Bonnie:  "Barbara, to answer your question, yes, I feel inadequate, wondering if I'm really doing anything meaningful.  I haven't done anything that inspired women to plant millions of trees in Kenya, as Wangari Maathai did.  But in both of the classes I taught on Sunday, we talked about Luke 13:20-21, which says:  'To what should I compare the kingdom of God?  It is like yeast that a woman took and mixed in with three measures of flour until all of it was leavened.'  Yeast, or leaven, works slowly but steadily.  What I say or do today may seem insignificant to me, but it could make a difference to someone someday that I can't even imagine.  For example, Shirley saw that I mentioned here on Facebook that 'my online book club' was reading Meg Wheatley's book.  Since she's in my online Book Buddies discussion group, she asked if that's our next book for discussion.  Now it is, because she and I decided to do it.  Donna is reading the book, too, and will join that discussion.  That's a mere three of us in that discussion, and (so far) only three here:  Judith, you, and me.  But look at the world map at the bottom of the Book Buddies blog.  Few of us are still talking about books, though there were several of us a few years ago.  But look at the map — [NOTE:  I'm updating the data] — people from 5637 places have read the Book Buddies blog in the last 2-1/2 years, or if you click on the map, you'll see that it's been viewed 42,801 times in that same period of time."
And our Book Buddies group has grown beyond the original three for this discussion.  I'm still hoping Barbara will join us here.  So let's answer Meg Wheatley's question:
What is our role in creating change?

Friday, September 13, 2013

Conversation #10 ~ When do I experience sacred? (pp. 134-141)

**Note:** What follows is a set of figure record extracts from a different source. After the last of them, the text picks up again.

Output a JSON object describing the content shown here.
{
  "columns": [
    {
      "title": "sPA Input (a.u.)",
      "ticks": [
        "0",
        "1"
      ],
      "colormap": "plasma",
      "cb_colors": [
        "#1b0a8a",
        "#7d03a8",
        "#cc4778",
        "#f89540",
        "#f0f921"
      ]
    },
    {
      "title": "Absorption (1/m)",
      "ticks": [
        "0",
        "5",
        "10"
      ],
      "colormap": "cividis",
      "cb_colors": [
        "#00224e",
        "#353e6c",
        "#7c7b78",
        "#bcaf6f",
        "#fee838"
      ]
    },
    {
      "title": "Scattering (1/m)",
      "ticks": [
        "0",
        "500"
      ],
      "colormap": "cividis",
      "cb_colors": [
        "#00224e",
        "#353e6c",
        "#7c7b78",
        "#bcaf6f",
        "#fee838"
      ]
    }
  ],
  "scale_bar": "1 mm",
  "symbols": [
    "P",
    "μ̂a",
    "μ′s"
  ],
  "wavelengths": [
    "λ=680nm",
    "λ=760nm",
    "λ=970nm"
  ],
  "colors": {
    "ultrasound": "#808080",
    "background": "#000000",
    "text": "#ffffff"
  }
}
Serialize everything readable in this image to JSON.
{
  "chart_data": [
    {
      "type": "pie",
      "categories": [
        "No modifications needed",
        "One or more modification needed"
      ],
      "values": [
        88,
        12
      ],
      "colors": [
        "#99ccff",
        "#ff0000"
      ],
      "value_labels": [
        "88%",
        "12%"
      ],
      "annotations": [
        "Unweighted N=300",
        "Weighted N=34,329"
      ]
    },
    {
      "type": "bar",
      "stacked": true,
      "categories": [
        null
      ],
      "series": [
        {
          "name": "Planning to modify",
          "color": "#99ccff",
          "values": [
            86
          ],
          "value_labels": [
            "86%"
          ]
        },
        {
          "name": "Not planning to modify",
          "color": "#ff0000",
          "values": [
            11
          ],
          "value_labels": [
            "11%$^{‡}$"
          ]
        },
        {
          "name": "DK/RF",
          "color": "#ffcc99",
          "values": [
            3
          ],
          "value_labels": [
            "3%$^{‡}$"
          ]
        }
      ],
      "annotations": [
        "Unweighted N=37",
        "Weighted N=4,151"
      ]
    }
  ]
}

When I googled "sacred" to find an image for this post, this stained glass window came up among other pictures of cartoon characters with swords, that seem to be part of the gaming world.  It was in the 13th line of images, which may be important on this Friday the 13th.  (Or maybe not.)  You can see it more clearly if you click on the image to enlarge it.  Anyway, in Turning to One Another, Meg Wheatley says:
"Sacred is not a special place, or a ritual, or a particular group of people.  It's more normal than that. ... the ritual isn't sacred, it just opens the door to the experience. ... sacred is available in our day-to-day lives" (p. 136).
It's all about being connected.  She asks the question at least three different ways.  How would you answer?
How would you describe sacred?
How would you describe the feeling of sacred?
When do I (you) experience sacred?

Sunday, September 1, 2013

Conversation #9 ~ When have I experienced working for the common good? (pp. 126-133)

Think of "any experience where you worked for others rather than yourself" (p. 129).  Meg Wheatley asks these questions.  Choose one or two — or just tell us about the experience.
  • How well do you remember that experience?
  • Do you remember the purpose of the work?
  • How often did your efforts teeter on the brink of failure?
  • How many times were you surprised by someone's ingenuity, or your own?
  • And now, long after it's over, how do you feel about those with whom you shared this experience?
This weekend, I read about a brave soldier and learned this:
"What motivates soldiers in combat is not hatred of their enemy, but love for their comrades."
Wheatley said a lot in this part of Turning to One Another.
  • "When we work for the common good, we experience each other in new ways. ... We focus on the work, not on each other" (p. 130).
  • "[W]hen we serve others, we gain more than hope.  We gain energy" (p. 131).
How would you answer her question:  "When have I experienced working for the common good?"